What are the odds that the hammering damages the bolt beyond repair? As the hammer blows get heavier, what are the odds that instead of unlocking the rusty bolt breaks? As the hammer blows get heavier, what are the odds that the hammer or its sparking get out of control and cause disasters, and how many of them and how big? How many people are going to suffer how much? How many people are going to succumb?
It’s not just the common sense principle that prevention is better than cure; there’s more to it than meets the eye: not sparing people an ordeal that could be spared them is something I call a suppressive act.
Meaningfully, it has been said that “War rulers were deified and peacetime rulers forgotten no matter how many wars they prevented.”
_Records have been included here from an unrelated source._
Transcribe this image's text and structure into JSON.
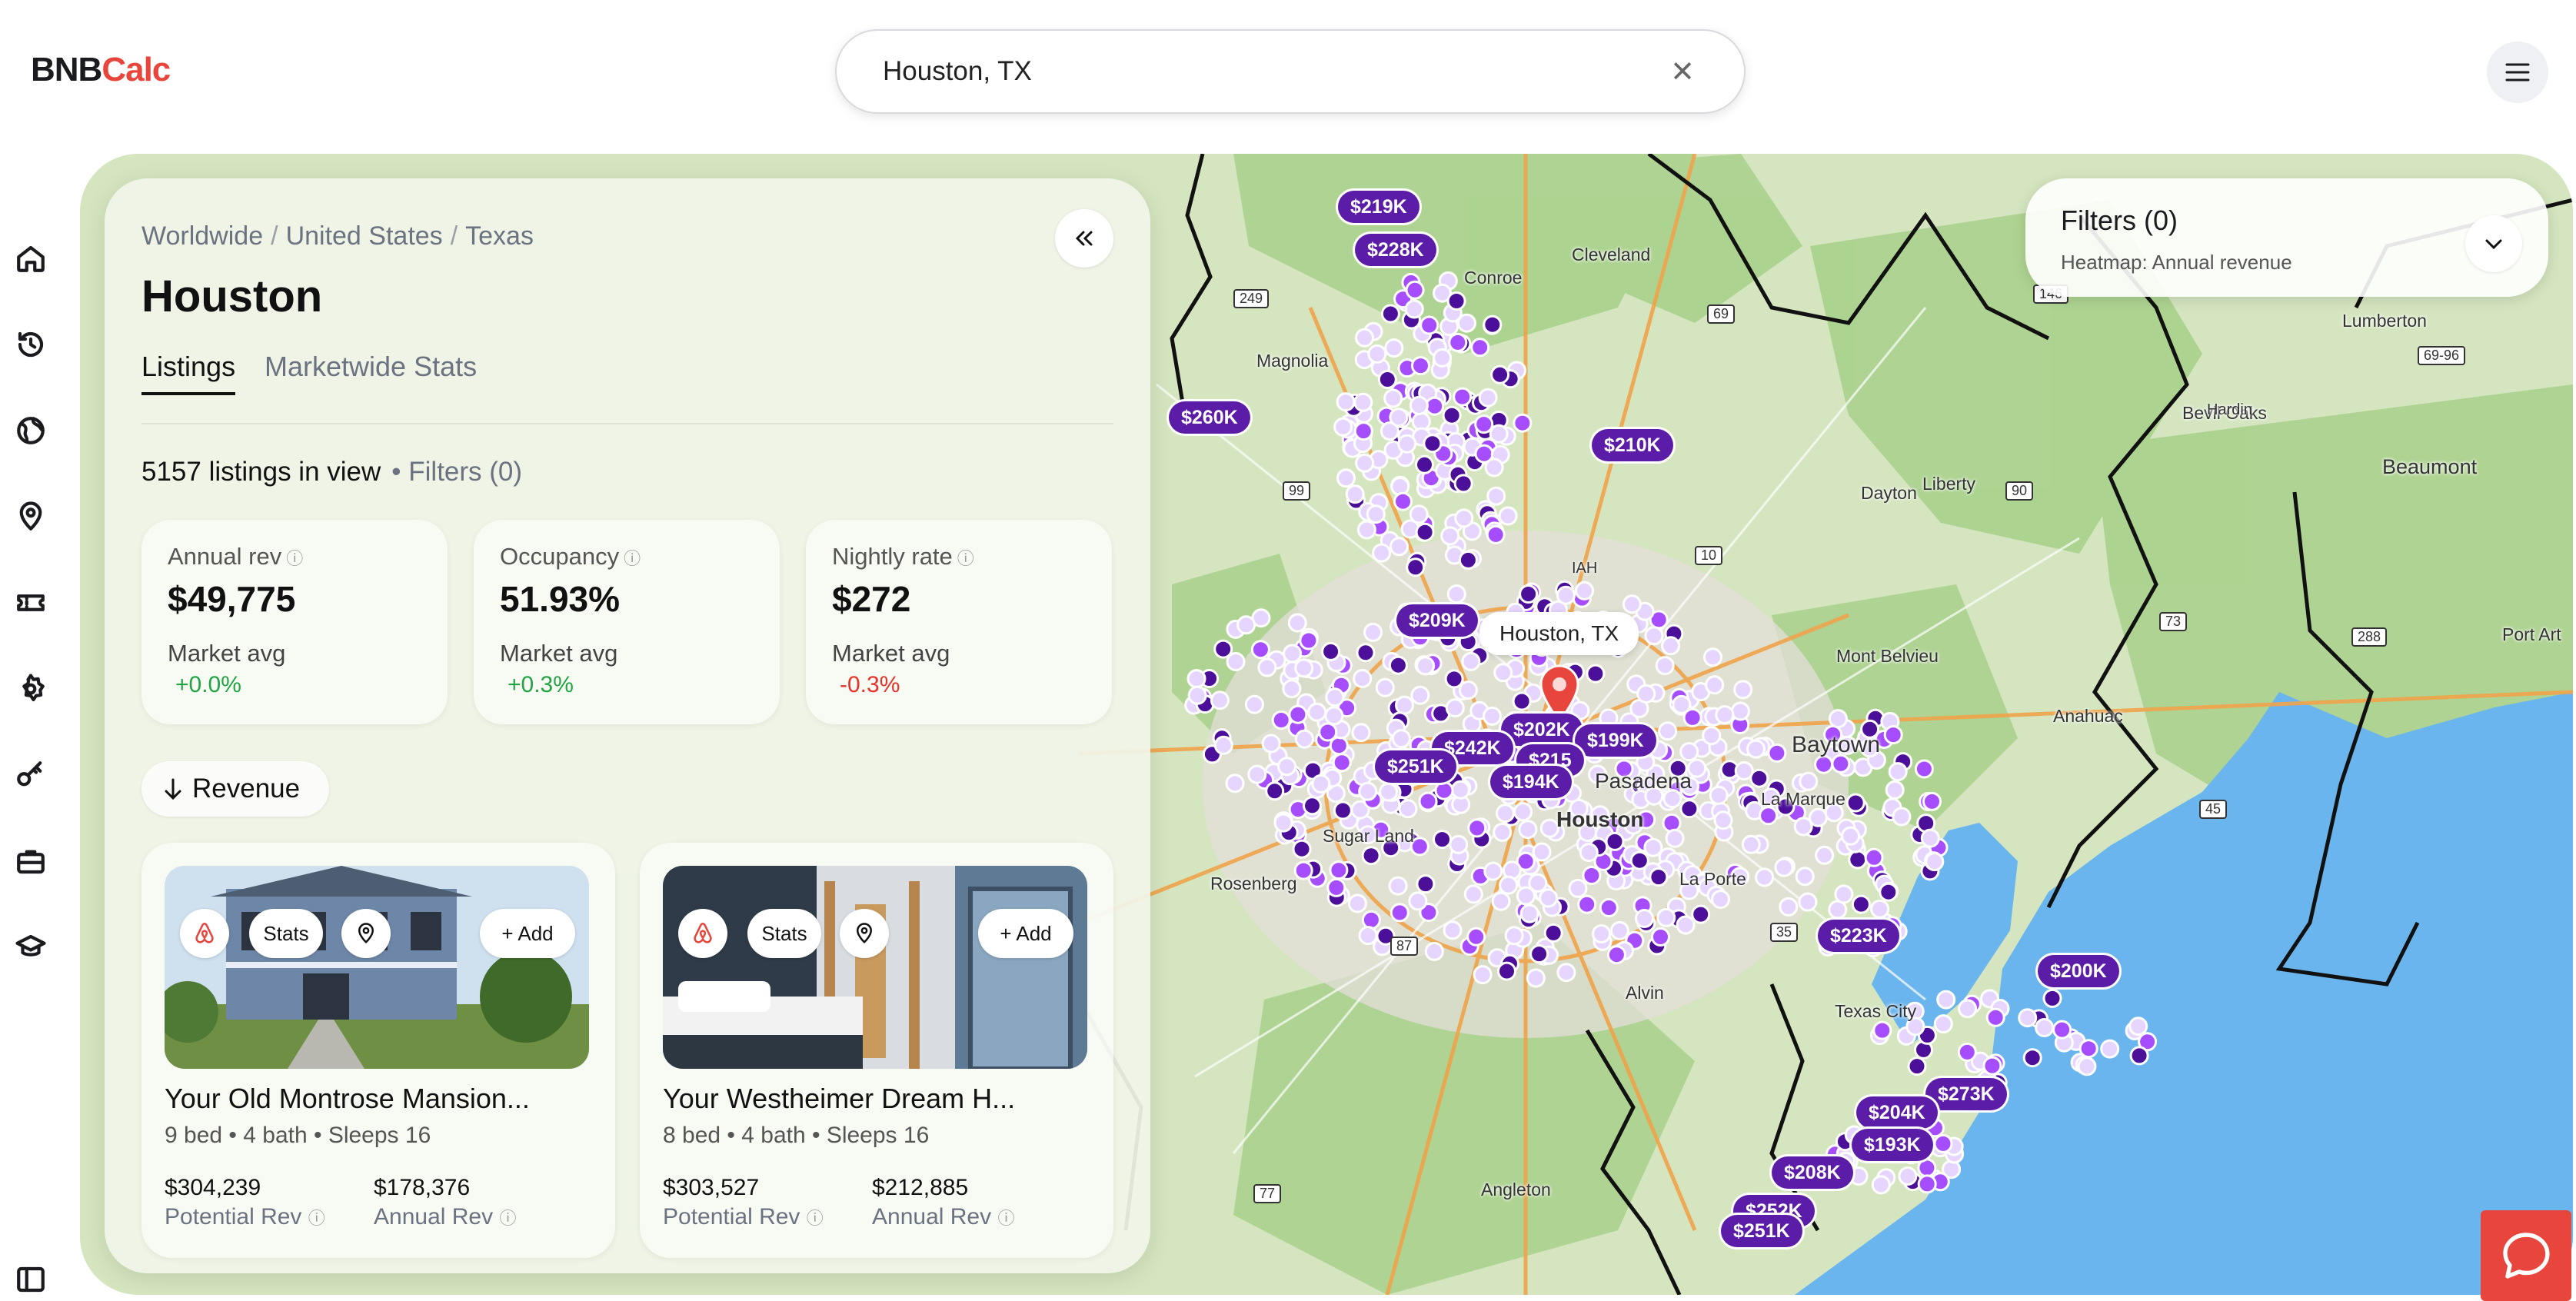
{
  "app": {
    "logo_part1": "BNB",
    "logo_part2": "Calc"
  },
  "search": {
    "value": "Houston, TX",
    "clear_icon": "close-icon"
  },
  "rail": {
    "icons": [
      "home-icon",
      "history-icon",
      "globe-icon",
      "location-pin-icon",
      "ticket-icon",
      "settings-icon",
      "key-icon",
      "briefcase-icon",
      "graduation-cap-icon",
      "sidebar-toggle-icon"
    ]
  },
  "panel": {
    "breadcrumb": [
      "Worldwide",
      "United States",
      "Texas"
    ],
    "city": "Houston",
    "tabs": [
      "Listings",
      "Marketwide Stats"
    ],
    "listing_count": "5157 listings in view",
    "filters_label": "• Filters (0)",
    "stats": [
      {
        "label": "Annual rev",
        "value": "$49,775",
        "market": "Market avg",
        "delta": "+0.0%",
        "trend": "pos"
      },
      {
        "label": "Occupancy",
        "value": "51.93%",
        "market": "Market avg",
        "delta": "+0.3%",
        "trend": "pos"
      },
      {
        "label": "Nightly rate",
        "value": "$272",
        "market": "Market avg",
        "delta": "-0.3%",
        "trend": "neg"
      }
    ],
    "sort_label": "Revenue",
    "card_chips": {
      "stats": "Stats",
      "add": "+ Add"
    },
    "listings": [
      {
        "title": "Your Old Montrose Mansion...",
        "meta": "9 bed • 4 bath • Sleeps 16",
        "potential_rev": "$304,239",
        "potential_label": "Potential Rev",
        "annual_rev": "$178,376",
        "annual_label": "Annual Rev"
      },
      {
        "title": "Your Westheimer Dream H...",
        "meta": "8 bed • 4 bath • Sleeps 16",
        "potential_rev": "$303,527",
        "potential_label": "Potential Rev",
        "annual_rev": "$212,885",
        "annual_label": "Annual Rev"
      }
    ]
  },
  "filters": {
    "title": "Filters (0)",
    "subtitle": "Heatmap: Annual revenue"
  },
  "map": {
    "callout": "Houston, TX",
    "price_pins": [
      "$219K",
      "$228K",
      "$260K",
      "$210K",
      "$209K",
      "$202K",
      "$199K",
      "$242K",
      "$251K",
      "$215",
      "$194K",
      "$223K",
      "$200K",
      "$273K",
      "$204K",
      "$193K",
      "$208K",
      "$252K",
      "$251K"
    ],
    "place_labels": [
      "Cleveland",
      "Magnolia",
      "Liberty",
      "Dayton",
      "Mont Belvieu",
      "Anahuac",
      "Beaumont",
      "Bevil Oaks",
      "Lumberton",
      "Hardin",
      "Port Art",
      "Rosenberg",
      "Sugar Land",
      "Alvin",
      "Angleton",
      "Texas City",
      "La Marque",
      "Baytown",
      "La Porte",
      "Pasadena",
      "Houston",
      "Conroe",
      "IAH"
    ],
    "road_shields": [
      "249",
      "146",
      "69",
      "99",
      "90",
      "69-96",
      "10",
      "73",
      "45",
      "288",
      "35",
      "87",
      "77"
    ],
    "colors": {
      "land": "#d4e5bf",
      "forest": "#a7d08a",
      "water": "#6bb5ee",
      "boundary": "#111111",
      "pin": "#5b1ca8",
      "dot_light": "#e6d6ff",
      "dot_mid": "#a64dff",
      "dot_dark": "#4b0f99"
    }
  }
}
The Cancer Stage of Economic Parasitism, 30

With regards to the contributions of parasitology, oncology and econophysics to economics, Nury keenly points out how “scientific advancement (the “paradigm shift” cliché) is fundamentally about making the invisible visible”, and in order to do just that I’ll take the liberty to answer in my turn to a question that Nuri imagines hypothetically asked, “How could entire banks be corrupt?”, implying that current “controls” of the “system” ought to be such that only the single dishonest individual can get through its mesh, but not entire dishonest organisations. Well, I’m afraid the cliché of paradigm shift shall once again apply here…
The problem is not the single individual exploiting a gap in the system. The problem is the very system itself. Fraud is intrinsically at the core of the system itself. Moneypulation is the greatest fraud in human history and the whole system is built on it. And built to serve it in the first place. And banks are but its implementation. Hence a banker is either a moneypulator or a moneypulator’s accomplice or servant, and he or she is so in facts, regardless of his or her awareness of moneypulation.
In the film Apocalypse Now, when the main character becomes aware of the mission assigned to him, “put an and to the command” of a colonel “gone insane” in the middle of the Vietnam war, he thinks, “Charging a man with murder in this place was like handing out speeding tickets in the Indy 500.” Well, imagine yourself saying to a disloyal banking officer, “Pull over; your documents, please”, without realising you’re in the middle of a racetrack, where all banking officers are turned into racing cars competing for their place in the “system”, where they’re all turned into the cogs of the mass murder machine built by the moneypulators and their partners in crime, and either trapped in the dilemma of conscience versus obedience or lost in the unawareness of what they’re part of.

But there aren’t only bankers thronging the track; as we’ve seen before in the hollowed out social bond and where the harvest snowballs, the track looks pretty much like Monza when the public traditionally invades it after the race. Nuri remarks how “even the possibility of parasitism already infecting the existing scientific establishment is conceivable.” Indeed, racing teams are composed of lots of staff: not just drivers but also logistics personnel, mechanics and the alike, and particularly engineers, spin doctors and directors, and you may begin to catch sight here of the dawn of what I previously called the hollowed out social bond; hollowed out by the fact that due to the metastasising of the parasitic cancer more and more people become potential trouble sources living out of feeding it.